L’avocat Georges Pinet a été condam­né, le 27 juillet 1966, à quatre mois de pri­son ferme et 1000 francs d’amende pour avoir ren­voyé son livret mili­taire, pro­tes­tant ain­si contre la pré­pa­ra­tion de la guerre nucléaire et la course aux arme­ments, aux­quelles se livre le gou­ver­ne­ment fran­çais. Depuis, il s’est pour­vu en cassation.

Il avait déjà été, le 11 février, condam­né à quatre mois de pri­son avec sur­sis, et, refu­sant la sen­tence, il avait fait alors appel.

Il est à noter qu’en aucune manière il n’a deman­dé à ce qu’on lui accorde le sta­tut des objec­teurs de conscience, car il estime que, par l’article 12 (res­té jusqu’alors sans appli­ca­tion, il est vrai), cette loi éta­blit pour la pre­mière fois dans le droit fran­çais une dis­cri­mi­na­tion entre les citoyens.

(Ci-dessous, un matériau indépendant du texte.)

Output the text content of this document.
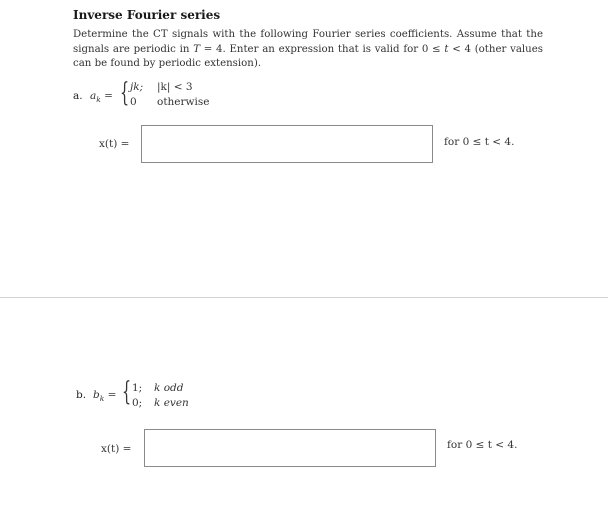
Inverse Fourier series
Determine the CT signals with the following Fourier series coefficients. Assume that the signals are periodic in T = 4. Enter an expression that is valid for 0 ≤ t < 4 (other values can be found by periodic extension).
a. $a_k$ = { jk; |k| < 3
0 otherwise
x(t) =	for 0 ≤ t < 4.
b. $b_k$ = { 1; k odd
0; k even
x(t) =	for 0 ≤ t < 4.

Si l’on peut regret­ter que Pinet ne pose pas son acte face à la mili­ta­ri­sa­tion crois­sante et au tota­li­ta­risme de plus en plus accen­tué de l’appareil éta­tique, et qu’il le pose d’une manière indi­vi­duelle, on per­çoit net­te­ment, mal­gré cela, la remise en cause des struc­tures de notre socié­té qu’il implique : la force de frappe n’étant, en effet, qu’une des mani­fes­ta­tions de cet appé­tit de sécu­ri­té et de pro­tec­tion dont ont besoin les « nan­tis » pour conser­ver leurs richesses et leurs pri­vi­lèges au détri­ment de ceux qu’ils spo­lient, tant sur le plan natio­nal que sur le plan international.

Il ne faut pas oublier que si la force de frappe est des­ti­née à main­te­nir la sécu­ri­té face à l’extérieur, l’ordonnance du 7 jan­vier 1959 pré­voit la mise en place du sys­tème assu­rant l’« ordre » inté­rieur en vue d’une défense « totale » aus­si bien en cas de conflit inter­na­tio­nal, qu’en cas de « sub­ver­sion » (enten­dez par là, grève, mani­fes­ta­tion ou sou­lè­ve­ment régional).

On ne peut res­ter indif­fé­rent face à ce phé­no­mène sans en deve­nir com­plice, il devient donc néces­saire de mar­quer publi­que­ment son désac­cord par un geste tel que celui de Pinet (cer­tains déjà l’ont fait, d’autres s’y pré­parent) que l’on pour­rait envi­sa­ger sur un plan col­lec­tif, par le refus de rem­plir la fiche indi­vi­duelle de ren­sei­gne­ments devant ser­vir à la consti­tu­tion du fichier natio­nal, mis en place par ladite ordon­nance et que doit obli­ga­toi­re­ment rem­plir chaque Fran­çais occu­pant un emploi, et d’autres actes de désobéissance.